It's prime time for many accountants.
As April 15 approaches, accountants handling tax returns for households are logging long hours to meet the filing deadline. But many accounting firms' staff work long hours throughout the year, thanks to business-related tax deadlines and other types of accounting activity. And with relatively low costs outside of payroll, firms that handle accounting, tax preparation and other bookkeeping or payroll services are turning those hours into one of the highest net profit margins of all industries, according to the Private Company Report by Sageworks, a financial information company.
Privately held accounting, tax prep, bookkeeping and payroll services companies (NAICS code 5412) posted an average annual net profit margin of 21.2 percent, based on financial statements filed during the 12-month period ended February 2013. That's second only to privately held oil and gas extraction companies (NAICS code 2111), data in Sageworks' proprietary database shows.
Legal services firms (NAICS 5411), lessors of real estate (NAICS 5311) and dentists (NAICS 6212) also landed at the top of the profitability ranking.
"A commonality of several of the top industries by profitability is that they are service-based," said Sageworks analyst Libby Bierman. "Accountants, lawyers and real estate agents, for example, don't have to purchase inventories or invest in much equipment, so revenue dollars just have to cover payroll and overhead expenses, allowing these companies to achieve above-average margins."
Caught between telephone calls this week, one accountant said long hours and recurring business also play a role.
"My skewed perspective is that owners of CPA firms probably put in 1.5 times the hours of a lot of other professionals," said Chris Kiyohara, founder of Kiyohara & Takahashi, a Commerce, Calif., certified public accounting firm that specializes in franchise restaurant operations. "Amongst all my friends, they're amazed at how many hours we work."

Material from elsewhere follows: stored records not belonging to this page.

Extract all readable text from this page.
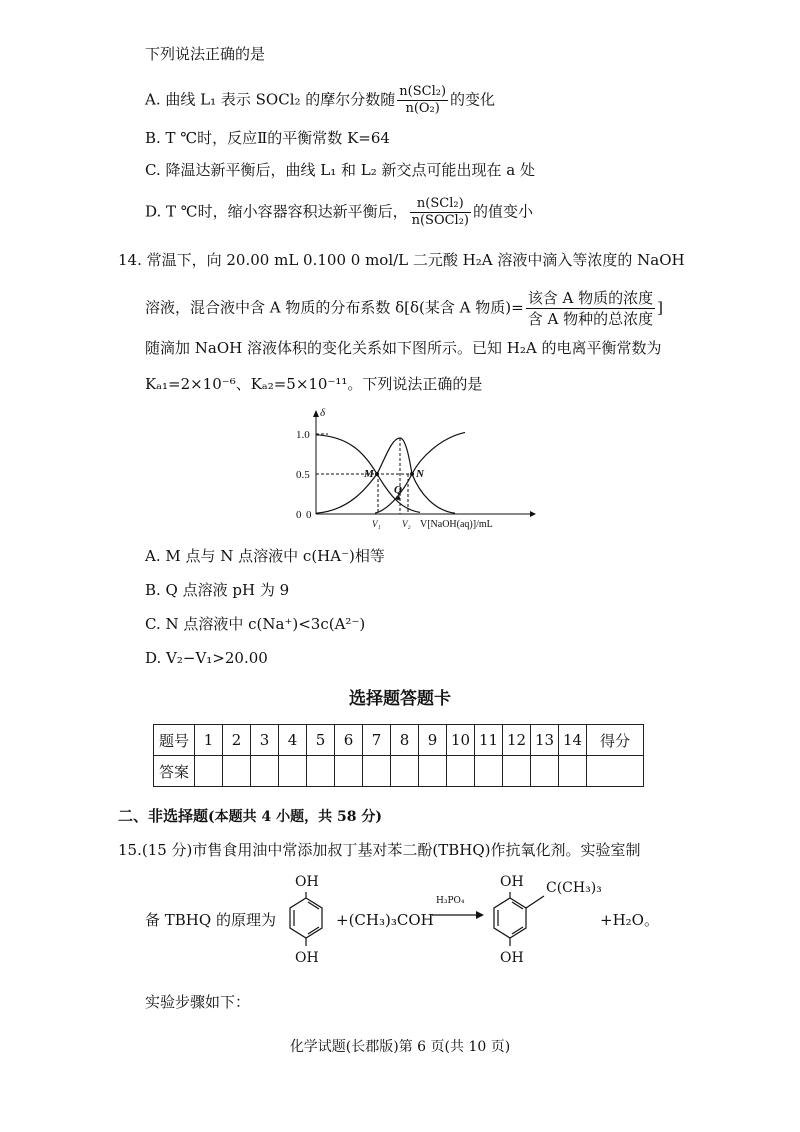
下列说法正确的是
A. 曲线 L₁ 表示 SOCl₂ 的摩尔分数随 $\frac{\text{n(SCl₂)}}{\text{n(O₂)}}$ 的变化
B. T ℃时，反应Ⅱ的平衡常数 K=64
C. 降温达新平衡后，曲线 L₁ 和 L₂ 新交点可能出现在 a 处
D. T ℃时，缩小容器容积达新平衡后， $\frac{\text{n(SCl₂)}}{\text{n(SOCl₂)}}$ 的值变小
14. 常温下，向 20.00 mL 0.100 0 mol/L 二元酸 H₂A 溶液中滴入等浓度的 NaOH
溶液，混合液中含 A 物质的分布系数 δ[δ(某含 A 物质)= $\frac{\text{该含 A 物质的浓度}}{\text{含 A 物种的总浓度}}$ ]
随滴加 NaOH 溶液体积的变化关系如下图所示。已知 H₂A 的电离平衡常数为
Kₐ₁=2×10⁻⁶、Kₐ₂=5×10⁻¹¹。下列说法正确的是
δ
0
0.5
1.0
M	N
Q
0
V₁ V₂ V[NaOH(aq)]/mL
A. M 点与 N 点溶液中 c(HA⁻)相等
B. Q 点溶液 pH 为 9
C. N 点溶液中 c(Na⁺)<3c(A²⁻)
D. V₂−V₁>20.00
选择题答题卡
题号	1	2	3	4	5	6	7	8	9	10	11	12	13	14	得分
答案															
二、非选择题(本题共 4 小题，共 58 分)
15.(15 分)市售食用油中常添加叔丁基对苯二酚(TBHQ)作抗氧化剂。实验室制
备 TBHQ 的原理为
OH
OH
+(CH₃)₃COH
H₃PO₄
OH C(CH₃)₃
OH
+H₂O。
实验步骤如下：
化学试题(长郡版)第 6 页(共 10 页)
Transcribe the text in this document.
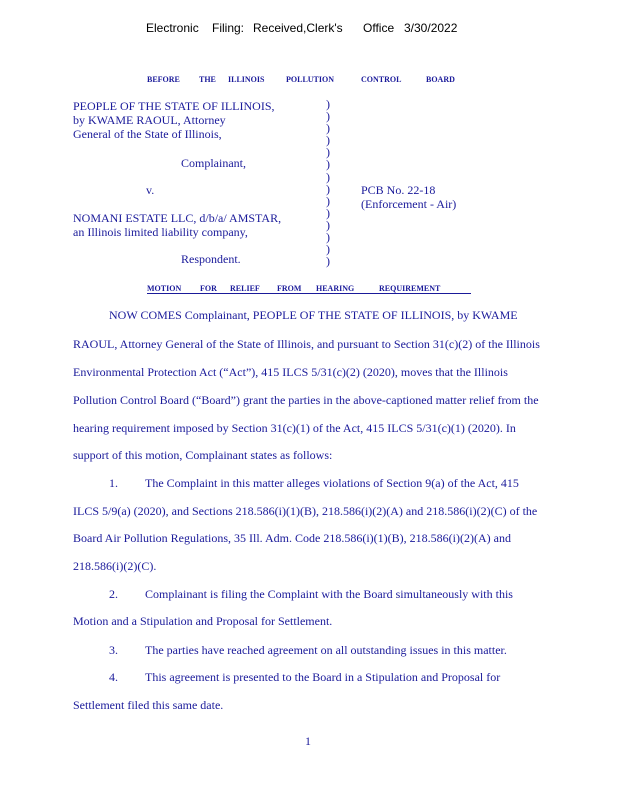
Electronic Filing: Received,Clerk's Office 3/30/2022
BEFORE THE ILLINOIS	POLLUTION	CONTROL	BOARD
PEOPLE OF THE STATE OF ILLINOIS,
by KWAME RAOUL, Attorney
General of the State of Illinois,
Complainant,
v.	PCB No. 22-18
(Enforcement - Air)
NOMANI ESTATE LLC, d/b/a/ AMSTAR,
an Illinois limited liability company,
Respondent.
)
)
)
)
)
)
)
)
)
)
)
)
)
)
MOTION FOR RELIEF FROM HEARING	REQUIREMENT
NOW COMES Complainant, PEOPLE OF THE STATE OF ILLINOIS, by KWAME
RAOUL, Attorney General of the State of Illinois, and pursuant to Section 31(c)(2) of the Illinois
Environmental Protection Act (“Act”), 415 ILCS 5/31(c)(2) (2020), moves that the Illinois
Pollution Control Board (“Board”) grant the parties in the above-captioned matter relief from the
hearing requirement imposed by Section 31(c)(1) of the Act, 415 ILCS 5/31(c)(1) (2020). In
support of this motion, Complainant states as follows:
1. The Complaint in this matter alleges violations of Section 9(a) of the Act, 415
ILCS 5/9(a) (2020), and Sections 218.586(i)(1)(B), 218.586(i)(2)(A) and 218.586(i)(2)(C) of the
Board Air Pollution Regulations, 35 Ill. Adm. Code 218.586(i)(1)(B), 218.586(i)(2)(A) and
218.586(i)(2)(C).
2. Complainant is filing the Complaint with the Board simultaneously with this
Motion and a Stipulation and Proposal for Settlement.
3. The parties have reached agreement on all outstanding issues in this matter.
4. This agreement is presented to the Board in a Stipulation and Proposal for
Settlement filed this same date.
1
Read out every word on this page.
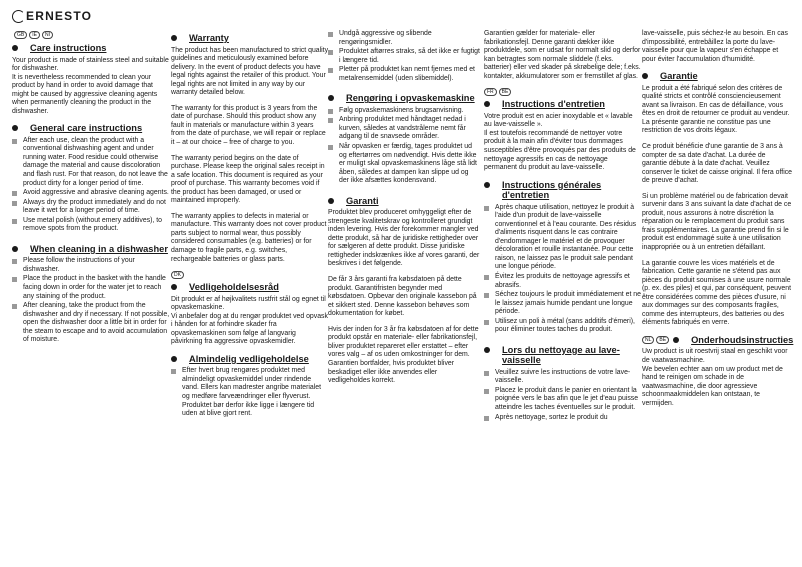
ERNESTO
GB	IE	NI
Care instructions

Your product is made of stainless steel and suitable for dishwasher.
It is nevertheless recommended to clean your product by hand in order to avoid damage that might be caused by aggressive cleaning agents when permanently cleaning the product in the dishwasher.

General care instructions
After each use, clean the product with a conventional dishwashing agent and under running water. Food residue could otherwise damage the material and cause discoloration and flash rust. For that reason, do not leave the product dirty for a longer period of time.
Avoid aggressive and abrasive cleaning agents.
Always dry the product immediately and do not leave it wet for a longer period of time.
Use metal polish (without emery additives), to remove spots from the product.
When cleaning in a dishwasher
Please follow the instructions of your dishwasher.
Place the product in the basket with the handle facing down in order for the water jet to reach any staining of the product.
After cleaning, take the product from the dishwasher and dry if necessary. If not possible, open the dishwasher door a little bit in order for the steam to escape and to avoid accumulation of moisture.
Warranty

The product has been manufactured to strict quality guidelines and meticulously examined before delivery. In the event of product defects you have legal rights against the retailer of this product. Your legal rights are not limited in any way by our warranty detailed below.

The warranty for this product is 3 years from the date of purchase. Should this product show any fault in materials or manufacture within 3 years from the date of purchase, we will repair or replace it – at our choice – free of charge to you.

The warranty period begins on the date of purchase. Please keep the original sales receipt in a safe location. This document is required as your proof of purchase. This warranty becomes void if the product has been damaged, or used or maintained improperly.

The warranty applies to defects in material or manufacture. This warranty does not cover product parts subject to normal wear, thus possibly considered consumables (e.g. batteries) or for damage to fragile parts, e.g. switches, rechargeable batteries or glass parts.

DK
Vedligeholdelsesråd

Dit produkt er af højkvalitets rustfrit stål og egnet til opvaskemaskine.
Vi anbefaler dog at du rengør produktet ved opvask i hånden for at forhindre skader fra opvaskemaskinen som følge af langvarig påvirkning fra aggressive opvaskemidler.

Almindelig vedligeholdelse
Efter hvert brug rengøres produktet med almindeligt opvaskemiddel under rindende vand. Ellers kan madrester angribe materialet og medføre farveændringer eller flyverust. Produktet bør derfor ikke ligge i længere tid uden at blive gjort rent.
Undgå aggressive og slibende rengøringsmidler.
Produktet aftørres straks, så det ikke er fugtigt i længere tid.
Pletter på produktet kan nemt fjernes med et metalrensemiddel (uden slibemiddel).
Rengøring i opvaskemaskine
Følg opvaskemaskinens brugsanvisning.
Anbring produktet med håndtaget nedad i kurven, således at vandstrålerne nemt får adgang til de snavsede områder.
Når opvasken er færdig, tages produktet ud og eftertørres om nødvendigt. Hvis dette ikke er muligt skal opvaskemaskinens låge stå lidt åben, således at dampen kan slippe ud og der ikke afsættes kondensvand.
Garanti

Produktet blev produceret omhyggeligt efter de strengeste kvalitetskrav og kontrolleret grundigt inden levering. Hvis der forekommer mangler ved dette produkt, så har de juridiske rettigheder over for sælgeren af dette produkt. Disse juridiske rettigheder indskrænkes ikke af vores garanti, der beskrives i det følgende.

De får 3 års garanti fra købsdatoen på dette produkt. Garantifristen begynder med købsdatoen. Opbevar den originale kassebon på et sikkert sted. Denne kassebon behøves som dokumentation for købet.

Hvis der inden for 3 år fra købsdatoen af for dette produkt opstår en materiale- eller fabrikationsfejl, bliver produktet repareret eller erstattet – efter vores valg – af os uden omkostninger for dem. Garantien bortfalder, hvis produktet bliver beskadiget eller ikke anvendes eller vedligeholdes korrekt.

Garantien gælder for materiale- eller fabrikationsfejl. Denne garanti dækker ikke produktdele, som er udsat for normalt slid og derfor kan betragtes som normale sliddele (f.eks. batterier) eller ved skader på skrøbelige dele; f.eks. kontakter, akkumulatorer som er fremstillet af glas.

FR	BE
Instructions d'entretien

Votre produit est en acier inoxydable et « lavable au lave-vaisselle ».
Il est toutefois recommandé de nettoyer votre produit à la main afin d'éviter tous dommages susceptibles d'être provoqués par des produits de nettoyage agressifs en cas de nettoyage permanent du produit au lave-vaisselle.

Instructions générales d'entretien
Après chaque utilisation, nettoyez le produit à l'aide d'un produit de lave-vaisselle conventionnel et à l'eau courante. Des résidus d'aliments risquent dans le cas contraire d'endommager le matériel et de provoquer décoloration et rouille instantanée. Pour cette raison, ne laissez pas le produit sale pendant une longue période.
Évitez les produits de nettoyage agressifs et abrasifs.
Séchez toujours le produit immédiatement et ne le laissez jamais humide pendant une longue période.
Utilisez un poli à métal (sans additifs d'émeri), pour éliminer toutes taches du produit.
Lors du nettoyage au lave-vaisselle
Veuillez suivre les instructions de votre lave-vaisselle.
Placez le produit dans le panier en orientant la poignée vers le bas afin que le jet d'eau puisse atteindre les taches éventuelles sur le produit.
Après nettoyage, sortez le produit du

lave-vaisselle, puis séchez-le au besoin. En cas d'impossibilité, entrebâillez la porte du lave-vaisselle pour que la vapeur s'en échappe et pour éviter l'accumulation d'humidité.

Garantie

Le produit a été fabriqué selon des critères de qualité stricts et contrôlé consciencieusement avant sa livraison. En cas de défaillance, vous êtes en droit de retourner ce produit au vendeur. La présente garantie ne constitue pas une restriction de vos droits légaux.

Ce produit bénéficie d'une garantie de 3 ans à compter de sa date d'achat. La durée de garantie débute à la date d'achat. Veuillez conserver le ticket de caisse original. Il fera office de preuve d'achat.

Si un problème matériel ou de fabrication devait survenir dans 3 ans suivant la date d'achat de ce produit, nous assurons à notre discrétion la réparation ou le remplacement du produit sans frais supplémentaires. La garantie prend fin si le produit est endommagé suite à une utilisation inappropriée ou à un entretien défaillant.

La garantie couvre les vices matériels et de fabrication. Cette garantie ne s'étend pas aux pièces du produit soumises à une usure normale (p. ex. des piles) et qui, par conséquent, peuvent être considérées comme des pièces d'usure, ni aux dommages sur des composants fragiles, comme des interrupteurs, des batteries ou des éléments fabriqués en verre.

NL	BE	Onderhoudsinstructies

Uw product is uit roestvrij staal en geschikt voor de vaatwasmachine.
We bevelen echter aan om uw product met de hand te reinigen om schade in de vaatwasmachine, die door agressieve schoonmaakmiddelen kan ontstaan, te vermijden.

Accounting firms don't have major expenses over and above payroll, a telephone, software, and sometimes, rent, he said. "I know of a lot of small CPA firms that work right out of their house these days."
That keeps costs low, relative to sales, especially compared with other industries. On average, cost of sales for accounting, tax prep, bookkeeping and payroll services firms in 2012 was about 7 percent, compared with nearly 31 percent for the broader sector of professional, scientific and technical services (NAICS code 54) and compared with nearly 47 percent across all industries, according to preliminary estimates from Sageworks.
In addition, Kiyohara noted, the nature of the business means accountants often don't have to pay many marketing-related expenses - as long as they're busy. "Architects and attorneys have high margins for their clients, but it's kind of a one-time client," he said. "They finish with that client and then they're out running around looking for work. If we impress a new client, that client really comes back to us year after year after year, and it's more of an annuity."
Sageworks analyst Brad Schaefer noted many accounting professionals advise businesses and likely have a deep understanding of their own company's financials, which could also aid margins. "They have maintained high margins relative to other industries even through rough economic times," Schaefer said.
Kiyohara said there may be something to the theory that accountants benefit from their knowledge of business financials. On the other hand, he said with a laugh, "You've heard the old saying that the shoe cobbler's kids have no shoes. We probably don't spend enough time managing our practice the way we should."
Through its cooperative data model, Sageworks collects financial statements for private companies from accounting firms, banks and credit unions, and aggregates the data at an approximate rate of 1,000 statements a day. Net profit margin has been adjusted to exclude taxes and include owner compensation in excess of their market-rate salaries. These adjustments are commonly made to private-company financials in order to provide a more accurate picture of the companies' operational performance.